Et dans cette fable, en plus du cerf, nous retrouvons me motif du pouvoir, et celui de l’image, de la représentation. Sa morale est sans appel : pour celui qui est enfermé dans un lieu, ou qui appartient à un lieu clos, il n’y a la servitude ou la mort. En dehors du lieu originel, on court un risque potentiel car tout est pouvoir dans le monde. Je ne dis pas là que Frears s’est inspiré de la fable pour son film, il ne l’a peut-être même jamais lue. Mais il y a là pour moi une coïncidence troublante, un effet de superposition qui me fait voir le film un peu différemment. D’autant plus que le Maître dans la fable est une image du pouvoir monarchique absolu. Son œil voit tout, est capable de discerner la vrai du faux, ce qui correspond exactement à la démarche critique (krinein=séparer, juger). C’est précisément cela qui fait défaut à la Reine dans le film : une capacité à juger juste selon les circonstances, dans ce moment de crise. Ou plutôt, si l’on veut prolonger le parallèle entre les deux imaginaires qui me paraissent résonner ensemble, les positions se trouvent inversées puisque la Reine devient le cerf au lieu d’être le Maître, et que l’opinion devient ce Maître tyrannique de l’emprise duquel on ne peut s’abstraire. Entre les deux l’écart est devenu tel que les outils de jugement ne sont plus communs aux deux partis, que les critères d’évaluation de la Reine sont devenus étrangers et obsolètes aux yeux de la population.

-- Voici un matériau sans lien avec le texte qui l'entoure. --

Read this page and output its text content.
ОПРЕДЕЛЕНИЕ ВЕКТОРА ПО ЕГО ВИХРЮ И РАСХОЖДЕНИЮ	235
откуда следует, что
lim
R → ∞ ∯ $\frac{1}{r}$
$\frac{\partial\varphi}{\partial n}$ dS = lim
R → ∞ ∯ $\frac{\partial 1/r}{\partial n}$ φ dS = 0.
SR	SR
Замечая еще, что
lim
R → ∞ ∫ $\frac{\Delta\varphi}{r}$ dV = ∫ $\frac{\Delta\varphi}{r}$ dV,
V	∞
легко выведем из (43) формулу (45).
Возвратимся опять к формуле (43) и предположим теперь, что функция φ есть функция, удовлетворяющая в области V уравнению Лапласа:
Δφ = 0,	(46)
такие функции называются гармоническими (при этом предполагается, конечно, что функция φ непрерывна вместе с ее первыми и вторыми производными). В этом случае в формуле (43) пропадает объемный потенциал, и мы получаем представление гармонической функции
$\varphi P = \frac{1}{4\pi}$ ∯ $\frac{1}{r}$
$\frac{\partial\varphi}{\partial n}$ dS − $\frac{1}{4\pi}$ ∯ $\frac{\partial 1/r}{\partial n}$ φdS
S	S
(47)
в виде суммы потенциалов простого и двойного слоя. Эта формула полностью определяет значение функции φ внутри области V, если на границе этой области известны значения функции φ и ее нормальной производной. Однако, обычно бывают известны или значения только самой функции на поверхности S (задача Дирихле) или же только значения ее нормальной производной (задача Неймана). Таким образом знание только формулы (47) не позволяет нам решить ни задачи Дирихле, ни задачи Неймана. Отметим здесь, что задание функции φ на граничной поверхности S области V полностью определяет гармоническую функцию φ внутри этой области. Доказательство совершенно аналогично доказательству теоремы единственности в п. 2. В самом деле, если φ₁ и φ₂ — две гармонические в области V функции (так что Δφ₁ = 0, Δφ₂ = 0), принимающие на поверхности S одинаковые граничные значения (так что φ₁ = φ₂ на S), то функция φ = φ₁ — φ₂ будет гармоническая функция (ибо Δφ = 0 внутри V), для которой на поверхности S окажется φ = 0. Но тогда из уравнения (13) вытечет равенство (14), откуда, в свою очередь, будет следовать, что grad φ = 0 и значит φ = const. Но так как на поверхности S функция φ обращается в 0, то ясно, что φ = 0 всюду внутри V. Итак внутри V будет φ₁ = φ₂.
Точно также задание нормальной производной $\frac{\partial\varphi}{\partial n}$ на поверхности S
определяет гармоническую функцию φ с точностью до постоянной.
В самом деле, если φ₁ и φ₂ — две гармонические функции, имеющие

Rien n’est donc simple ni ne se lit de manière univoque. Tout signe dans le film subit un voire plusieurs renversement de signification. Un film à aller voir, sensible, juste, et jamais lourd ou rébarbatif, qui parvient à intéresser profondément en partant de faits en apparence anecdotiques, et de milieux qui paraissent bien éloignée de la réalité. Mais ce n’est là qu’un détour pour mieux rencontrer cette dernière.